Gregory Wallace, who will join the Yale School of Drama faculty on January 1, 2017, as Professor Adjunct of Acting, received his BFA from the Stella Adler Conservatory at New York University and his MFA from Yale School of Drama in 1987. He currently serves as Head of Graduate Acting at the University of California, San Diego. MR. Wallace is an Associate Artist at American Conservatory Theater (A.C.T.) in San Francisco and has been a company member and faculty at A.C.T. for twelve years. He has received multiple nominations for the competitive San Francisco Bay Area Theatre Critics Circle Award, including his 2008 performance in 'Tis Pity She's A Whore; the Back Stage West Garland Award for his 2001 performance in The Misanthrope; and three San Francisco Bay Area Theatre Critics Circle Awards for performance for Angels in America (1995), Insurrection: Holding History (1999), and The Tosca Project (2010). His recent theatre work includes leading roles in productions of Clybourne Park, Scapin, The Caucasian Chalk Circle, and The Government Inspector, working with directors including John Doyle, Carey Perloff, Israel Hicks, Bill Irwin, John Rando, MarK Wing-Davey, and Laird Williamson. He has appeared on Broadway in Our Country's Good directed by Mark Lamos, in other major New York theatres including the New York Shakespeare Festival/The Public Theater and New York Theatre Workshop, and at leading regional theatres such as the Guthrie Theater, Williamstown Theatre Festival, Berkeley Repertory Theatre, and Yale Rep. He has also worked in film and television in Los Angeles. MR. Wallace was also the recipient of the Fox Fellowship from 2005-2007, studying Corporeal Mime and Movement in the U.S., Paris, and London. MR. Wallace has demonstrated a continuing commitment to diversity, especially during his time at A.C.T. He has been a primary recruiter and mentor to A.C.T.'s African American students, a consultant to the artistic director on diversity issues in season planning, and he served as a member of A.C.T.'s Diversity Council.

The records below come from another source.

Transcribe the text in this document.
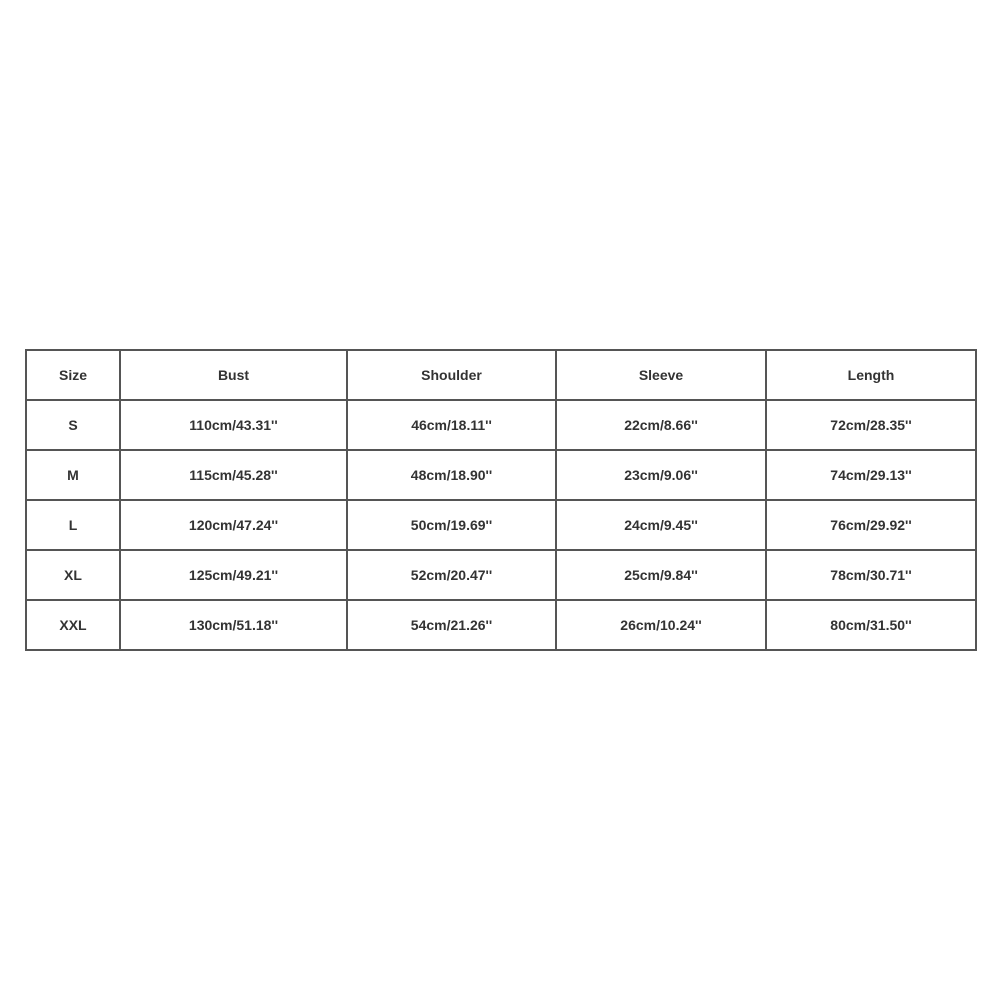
Size	Bust	Shoulder	Sleeve	Length
S	110cm/43.31''	46cm/18.11''	22cm/8.66''	72cm/28.35''
M	115cm/45.28''	48cm/18.90''	23cm/9.06''	74cm/29.13''
L	120cm/47.24''	50cm/19.69''	24cm/9.45''	76cm/29.92''
XL	125cm/49.21''	52cm/20.47''	25cm/9.84''	78cm/30.71''
XXL	130cm/51.18''	54cm/21.26''	26cm/10.24''	80cm/31.50''
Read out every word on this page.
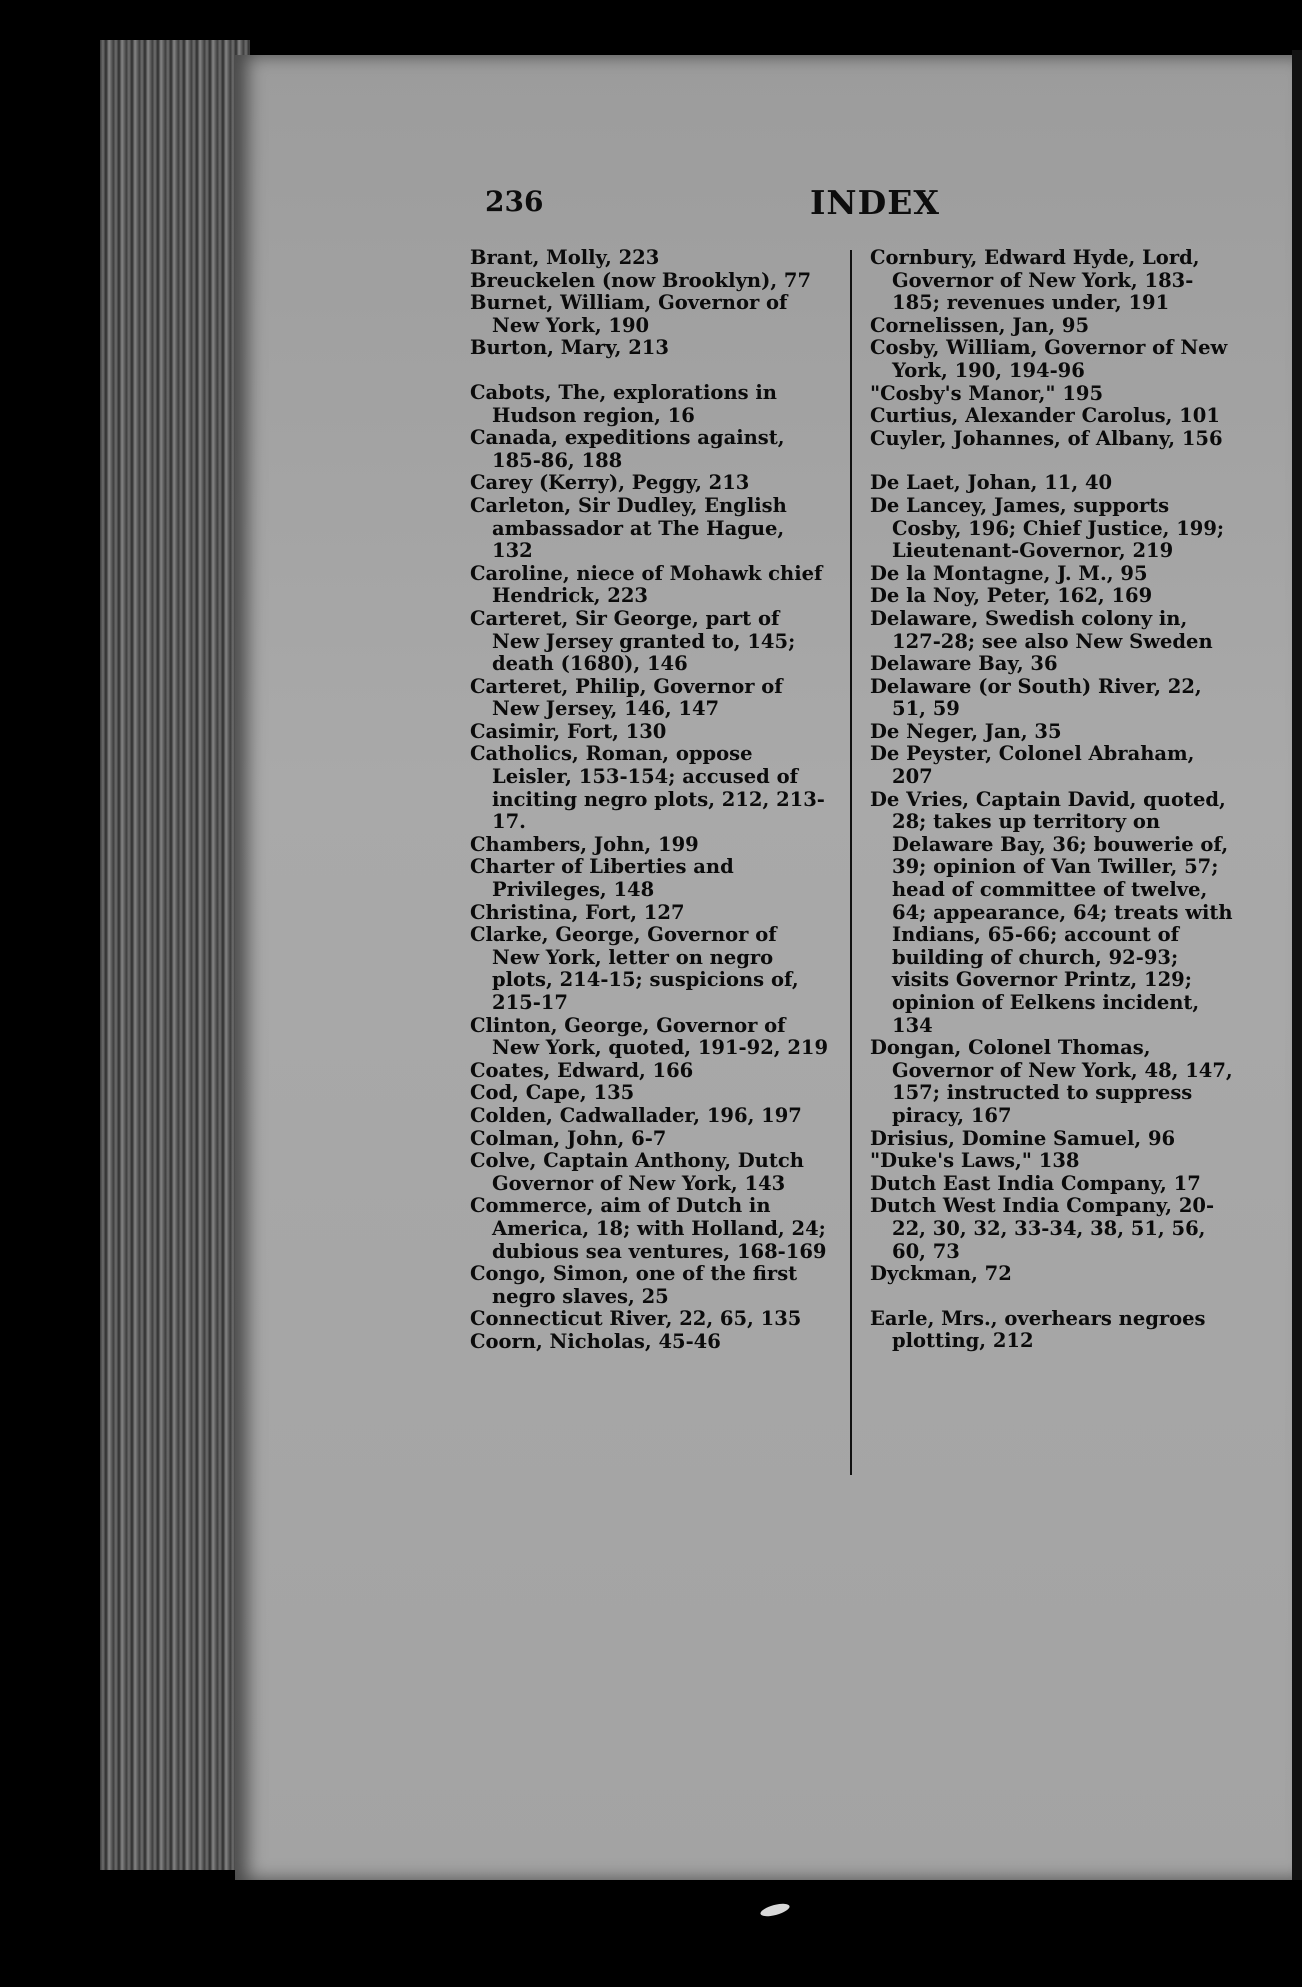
236	INDEX
Brant, Molly, 223
Breuckelen (now Brooklyn), 77
Burnet, William, Governor of New York, 190
Burton, Mary, 213
Cabots, The, explorations in Hudson region, 16
Canada, expeditions against, 185-86, 188
Carey (Kerry), Peggy, 213
Carleton, Sir Dudley, English ambassador at The Hague, 132
Caroline, niece of Mohawk chief Hendrick, 223
Carteret, Sir George, part of New Jersey granted to, 145; death (1680), 146
Carteret, Philip, Governor of New Jersey, 146, 147
Casimir, Fort, 130
Catholics, Roman, oppose Leisler, 153-154; accused of inciting negro plots, 212, 213-17.
Chambers, John, 199
Charter of Liberties and Privileges, 148
Christina, Fort, 127
Clarke, George, Governor of New York, letter on negro plots, 214-15; suspicions of, 215-17
Clinton, George, Governor of New York, quoted, 191-92, 219
Coates, Edward, 166
Cod, Cape, 135
Colden, Cadwallader, 196, 197
Colman, John, 6-7
Colve, Captain Anthony, Dutch Governor of New York, 143
Commerce, aim of Dutch in America, 18; with Holland, 24; dubious sea ventures, 168-169
Congo, Simon, one of the first negro slaves, 25
Connecticut River, 22, 65, 135
Coorn, Nicholas, 45-46
Cornbury, Edward Hyde, Lord, Governor of New York, 183-185; revenues under, 191
Cornelissen, Jan, 95
Cosby, William, Governor of New York, 190, 194-96
"Cosby's Manor," 195
Curtius, Alexander Carolus, 101
Cuyler, Johannes, of Albany, 156
De Laet, Johan, 11, 40
De Lancey, James, supports Cosby, 196; Chief Justice, 199; Lieutenant-Governor, 219
De la Montagne, J. M., 95
De la Noy, Peter, 162, 169
Delaware, Swedish colony in, 127-28; see also New Sweden
Delaware Bay, 36
Delaware (or South) River, 22, 51, 59
De Neger, Jan, 35
De Peyster, Colonel Abraham, 207
De Vries, Captain David, quoted, 28; takes up territory on Delaware Bay, 36; bouwerie of, 39; opinion of Van Twiller, 57; head of committee of twelve, 64; appearance, 64; treats with Indians, 65-66; account of building of church, 92-93; visits Governor Printz, 129; opinion of Eelkens incident, 134
Dongan, Colonel Thomas, Governor of New York, 48, 147, 157; instructed to suppress piracy, 167
Drisius, Domine Samuel, 96
"Duke's Laws," 138
Dutch East India Company, 17
Dutch West India Company, 20-22, 30, 32, 33-34, 38, 51, 56, 60, 73
Dyckman, 72
Earle, Mrs., overhears negroes plotting, 212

"Among the notable results of Ron Van Lieu's efforts at Yale have been the department's sustained success in recruitment and training; a sense of delightful play and possibility in our theatres every time the lights go down and actors begin to perform; and superb work being done in the profession by recent graduates. Ron's powers of observation and his expert instruction go hand in hand with his genuine care for, and curiosity about, the people he teaches, and his enthusiastic exhortation of young actors to bring not only craft, but also the courage of their conviction, to each scene, to each play, and to the art form," says Dean James Bundy. "I am delighted to welcome Gregory Wallace back to Yale School of Drama as a member of the Acting Department faculty. He brings an extraordinary range of performance experience in new and classic plays and devised work and has a deft and seasoned hand as teacher and director, developed in two of the nation's top conservatories, and a track record of traveling widely to recruit actors of color to his programs."